O tribunal de Morón condenou Carlos Alberto Robledo, pastor evangélico de Hurlingham, a 15 anos de prisão por mais de 160 abusos sexuais contra jovens e menores. A sentença seguiu um julgamento abreviado no qual o acusado admitiu sua responsabilidade. A condenação provocou indignação entre familiares e vizinhos devido à escala dos incidentes.
Carlos Alberto Robledo dirigia o 'Ministry of Salvation' a partir da garagem de sua casa na rua Malarredo, 100, em Villa Tesei, Hurlingham. Ele atraía jovens e adolescentes para atividades religiosas, segundo a investigação. Em junho de 2024, foi formalmente acusado de 164 abusos sexuais, com base em denúncias de 13 vítimas, incluindo menores.
Durante o processo, Robledo negou ser pastor e alegou que o local funcionava como uma cozinha comunitária, mas o Tribunal Oral em Direito Penal nº 3 de Morón rejeitou essas alegações por falta de provas. A promotora Marina Monti apresentou provas-chave, como conversas no WhatsApp em que Robledo enviava insinuações sexuais às denunciantes, incluindo uma que dizia: 'Você vai explodir de beleza'.

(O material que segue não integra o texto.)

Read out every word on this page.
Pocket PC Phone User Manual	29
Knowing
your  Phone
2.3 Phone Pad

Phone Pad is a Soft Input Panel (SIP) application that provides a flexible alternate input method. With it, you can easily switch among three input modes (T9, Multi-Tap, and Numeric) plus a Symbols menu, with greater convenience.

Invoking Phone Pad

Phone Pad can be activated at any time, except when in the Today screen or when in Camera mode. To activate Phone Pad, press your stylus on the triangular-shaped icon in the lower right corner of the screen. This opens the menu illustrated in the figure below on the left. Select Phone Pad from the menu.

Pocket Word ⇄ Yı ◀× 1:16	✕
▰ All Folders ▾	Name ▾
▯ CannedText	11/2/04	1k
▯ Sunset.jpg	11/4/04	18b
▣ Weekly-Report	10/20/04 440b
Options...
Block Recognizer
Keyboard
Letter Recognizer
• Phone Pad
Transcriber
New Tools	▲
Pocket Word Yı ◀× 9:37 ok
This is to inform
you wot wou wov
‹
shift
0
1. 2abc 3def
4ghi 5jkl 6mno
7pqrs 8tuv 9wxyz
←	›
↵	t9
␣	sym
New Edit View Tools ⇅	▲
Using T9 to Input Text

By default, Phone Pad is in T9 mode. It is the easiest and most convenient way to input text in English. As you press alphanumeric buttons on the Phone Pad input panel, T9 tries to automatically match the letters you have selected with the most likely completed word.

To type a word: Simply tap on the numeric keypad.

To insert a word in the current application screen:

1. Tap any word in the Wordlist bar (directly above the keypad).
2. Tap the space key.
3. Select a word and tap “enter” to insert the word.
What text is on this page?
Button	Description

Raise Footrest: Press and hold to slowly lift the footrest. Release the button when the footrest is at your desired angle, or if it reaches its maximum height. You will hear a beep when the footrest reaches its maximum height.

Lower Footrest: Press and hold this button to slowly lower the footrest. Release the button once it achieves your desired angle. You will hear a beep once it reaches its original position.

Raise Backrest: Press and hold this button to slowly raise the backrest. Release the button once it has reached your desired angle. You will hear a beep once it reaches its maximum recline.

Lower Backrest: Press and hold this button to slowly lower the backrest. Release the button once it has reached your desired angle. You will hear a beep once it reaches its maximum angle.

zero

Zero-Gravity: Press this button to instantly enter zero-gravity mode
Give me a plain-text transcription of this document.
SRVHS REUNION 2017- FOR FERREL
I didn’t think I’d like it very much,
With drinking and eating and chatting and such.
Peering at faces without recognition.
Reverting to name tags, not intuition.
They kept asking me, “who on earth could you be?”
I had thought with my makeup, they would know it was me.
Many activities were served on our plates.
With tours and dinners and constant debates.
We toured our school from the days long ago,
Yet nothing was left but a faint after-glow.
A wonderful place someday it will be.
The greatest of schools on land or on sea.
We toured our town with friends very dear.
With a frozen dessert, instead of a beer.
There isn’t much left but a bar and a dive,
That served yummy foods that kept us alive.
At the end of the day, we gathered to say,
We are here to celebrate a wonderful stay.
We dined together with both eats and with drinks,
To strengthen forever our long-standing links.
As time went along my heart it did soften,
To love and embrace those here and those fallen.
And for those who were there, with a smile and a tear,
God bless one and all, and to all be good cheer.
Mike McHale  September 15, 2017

Os testemunhos detalharam padrões de manipulação e abuso. A sobrinha do pastor descreveu situações desconfortáveis em reuniões privadas. Uma vítima explicou o impacto psicológico: 'Eu não o via como meu abusador, via-o como meu pastor, minha referência. Quando comecei a falar sobre isso com outras pessoas, percebi que tinha sido abusada. Foi difícil para mim aceitar isso'.
Diante das provas, Robledo concordou com o julgamento abreviado e admitiu os atos, evitando um julgamento oral completo. A condenação abrange 25 casos de abuso sexual simples repetido, um gravemente ultrajante, 141 instâncias de abuso sexual com acesso carnal agravado por seu papel como ministro religioso, e corrupção de menores mediante engano. A pena de 15 anos é a máxima prevista no acordo, e foi ordenada uma amostra de DNA para o Banco de Dados Genéticos.